Bosch looked around to make sure they were not being overheard. He spoke low to Edgar.

“We’re going to split up now and go with the searches. I want you to take the apartment Elias kept over at The Place. I was – ”

“So that’s where he was going.”

“Looks like it. I was just up there with Chastain, did a drive-by. I want you to take your time this time. I also want you to start in his bedroom. Go to the bed and take the phone book out of the top drawer of the table with the phone on it. Bag it and seal it so nobody can look at it until we get everything back to the office.”

“Sure. How come?”

“I’ll tell you later. Just get to it before anybody else. Also, take the tape from the phone machine in the kitchen.

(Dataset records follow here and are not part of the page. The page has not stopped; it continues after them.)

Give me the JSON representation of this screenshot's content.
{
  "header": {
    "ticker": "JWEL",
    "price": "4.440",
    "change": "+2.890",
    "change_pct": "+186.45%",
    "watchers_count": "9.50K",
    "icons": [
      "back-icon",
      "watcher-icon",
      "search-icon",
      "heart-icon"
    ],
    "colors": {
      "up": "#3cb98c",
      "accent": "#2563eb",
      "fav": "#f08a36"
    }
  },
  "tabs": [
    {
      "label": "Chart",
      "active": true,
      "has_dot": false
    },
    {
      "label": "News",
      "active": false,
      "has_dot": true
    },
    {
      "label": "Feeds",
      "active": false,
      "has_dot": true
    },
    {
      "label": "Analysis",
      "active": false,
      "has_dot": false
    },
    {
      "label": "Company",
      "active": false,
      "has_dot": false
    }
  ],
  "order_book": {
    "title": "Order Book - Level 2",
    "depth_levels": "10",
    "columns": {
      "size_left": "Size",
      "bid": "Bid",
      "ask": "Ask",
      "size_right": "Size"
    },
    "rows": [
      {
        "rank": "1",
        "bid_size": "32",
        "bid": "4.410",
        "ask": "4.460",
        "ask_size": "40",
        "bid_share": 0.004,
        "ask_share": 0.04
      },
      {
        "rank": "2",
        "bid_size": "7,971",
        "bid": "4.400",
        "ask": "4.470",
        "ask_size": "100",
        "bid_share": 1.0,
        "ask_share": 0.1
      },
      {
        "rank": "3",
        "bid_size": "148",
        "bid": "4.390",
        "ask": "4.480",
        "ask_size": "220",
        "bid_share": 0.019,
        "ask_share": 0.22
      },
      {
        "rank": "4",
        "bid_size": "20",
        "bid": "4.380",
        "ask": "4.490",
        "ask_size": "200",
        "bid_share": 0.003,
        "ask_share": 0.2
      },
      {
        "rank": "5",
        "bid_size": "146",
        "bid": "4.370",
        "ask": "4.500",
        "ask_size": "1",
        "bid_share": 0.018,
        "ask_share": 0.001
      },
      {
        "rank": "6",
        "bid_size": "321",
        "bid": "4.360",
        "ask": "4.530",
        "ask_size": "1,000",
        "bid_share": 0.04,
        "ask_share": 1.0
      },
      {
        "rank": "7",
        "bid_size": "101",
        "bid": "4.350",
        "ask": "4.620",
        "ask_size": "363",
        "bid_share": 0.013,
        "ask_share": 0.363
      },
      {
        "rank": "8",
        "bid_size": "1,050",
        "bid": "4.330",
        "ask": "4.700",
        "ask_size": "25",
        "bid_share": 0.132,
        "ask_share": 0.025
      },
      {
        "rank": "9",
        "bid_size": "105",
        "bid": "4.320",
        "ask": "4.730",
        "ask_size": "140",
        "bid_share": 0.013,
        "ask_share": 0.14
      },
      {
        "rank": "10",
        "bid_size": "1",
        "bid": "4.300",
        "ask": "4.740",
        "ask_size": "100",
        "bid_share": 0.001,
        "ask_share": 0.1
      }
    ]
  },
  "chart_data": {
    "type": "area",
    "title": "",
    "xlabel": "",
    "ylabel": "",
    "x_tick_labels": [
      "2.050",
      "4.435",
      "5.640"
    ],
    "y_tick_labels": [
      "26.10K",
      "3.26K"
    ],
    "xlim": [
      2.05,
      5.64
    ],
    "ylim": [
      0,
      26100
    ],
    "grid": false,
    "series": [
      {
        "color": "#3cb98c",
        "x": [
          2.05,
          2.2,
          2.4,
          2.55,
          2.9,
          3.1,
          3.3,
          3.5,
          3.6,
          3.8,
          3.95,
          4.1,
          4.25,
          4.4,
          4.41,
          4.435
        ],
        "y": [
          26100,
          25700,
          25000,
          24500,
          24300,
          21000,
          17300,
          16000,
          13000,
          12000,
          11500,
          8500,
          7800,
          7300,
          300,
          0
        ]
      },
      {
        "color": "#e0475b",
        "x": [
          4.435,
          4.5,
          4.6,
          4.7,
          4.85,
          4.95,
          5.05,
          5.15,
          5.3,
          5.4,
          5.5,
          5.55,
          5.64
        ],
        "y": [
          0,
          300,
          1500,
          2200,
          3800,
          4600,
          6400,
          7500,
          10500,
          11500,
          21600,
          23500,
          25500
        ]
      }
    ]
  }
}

There’s a message we want to keep.”

“Right.”

“Okay then.”

Bosch stepped away from the guardrail and approached Dellacroce.

“Any problems with the paper?”

“Not really – except for waking the judge twice.”

“Which judge?”

“John Houghton.”

“He’s okay.”

“Well, it didn’t sound like he appreciated having to do everything twice.”

“What did he say about the office?”

“Had me add in a line about preserving the sanctity of attorney-client privilege.”

“That’s it? Let me see.”

Dellacroce took the search warrants out of the inside pocket of his suit jacket and handed Bosch the one for the office at the Bradbury. Bosch scanned through the stock wording on the first page of the declaration and got to the part Dellacroce had talked about. It looked okay to him. The judge was still allowing the search of the office and the files, but was simply saying that any privileged information gleaned from the files must be germane to the murder investigation.